Animation - 5 eme journée du festival d’annecy
Publié par kef dans Actualités, Animation, Article, humourEt voilà, on commence à bien se rapprocher de la fin. Je vais tenter ce soir d’être bref car j’ai un peu la flemme. Bon aller c’est parti direct pour le film de la journée. Les autres projections étant des courts métrages, des films de fin d’étude et des films de télévision je ne m’attarderai pas dessus. donc, Film en compétition pour le japon, des studios madhouse “the girl who leapt through time” traduit par “la traversée du temps“.

bon petit résumé de l’histoire:
Makoto est une jeune lycéenne comme les autres, un peu garçon manqué, pas trop intéressée par l’école et absolument pas concernée par le temps qui passe!
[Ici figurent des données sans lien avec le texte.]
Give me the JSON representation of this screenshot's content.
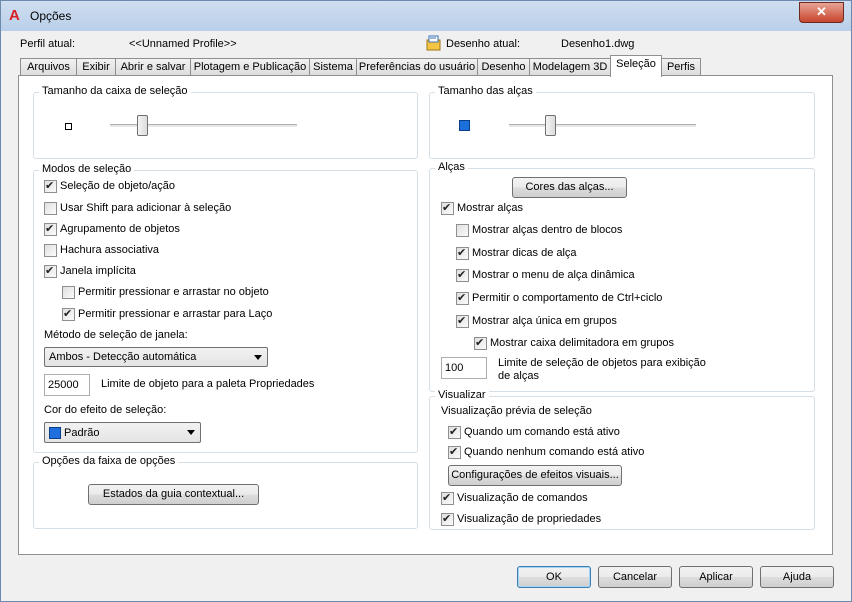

Jusqu’au jour où elle reçoit un don particulier : celui de pouvoir traverser le temps. Améliorer ses notes, aider des idylles naissantes, manger à répétition ses plats préférés, tout devient alors possible pour Makoto. Mais influer sur le cours des choses est un don parfois bien dangereux, surtout lorsqu’il faut apprendre à vivre sans !

Ce film d’animation estampillé MadHouse est une bonne surprise. L’humour est parfaitement dosé tout le long du métrage et la chronologie des événements est une petite merveille d’ingéniosité. Fort d’une idée astucieuse (la possibilité de revenir sur des événements passés pour les modifier), Hosoda raconte l’itinéraire d’un garçon manqué qui refuse obstinément de grandir, de perdre ses amis, d’arrêter de faire des bêtises, et qui découvre le don de franchir les barrières du temps. Cela pourra aussi bien rappeler des films comme “un jour sans fin” ou “l’effet papillon“. Graphiquement cela s’avère très joli, les détails fourmillent de partout, les rues sont animées. Seul le chara-design peut gêner un petit peu, il se rapproche plus de celui d’une série d’animation que d’un film. M’enfin c’est un choix graphique qui ne gène en rien la suite de l’histoire.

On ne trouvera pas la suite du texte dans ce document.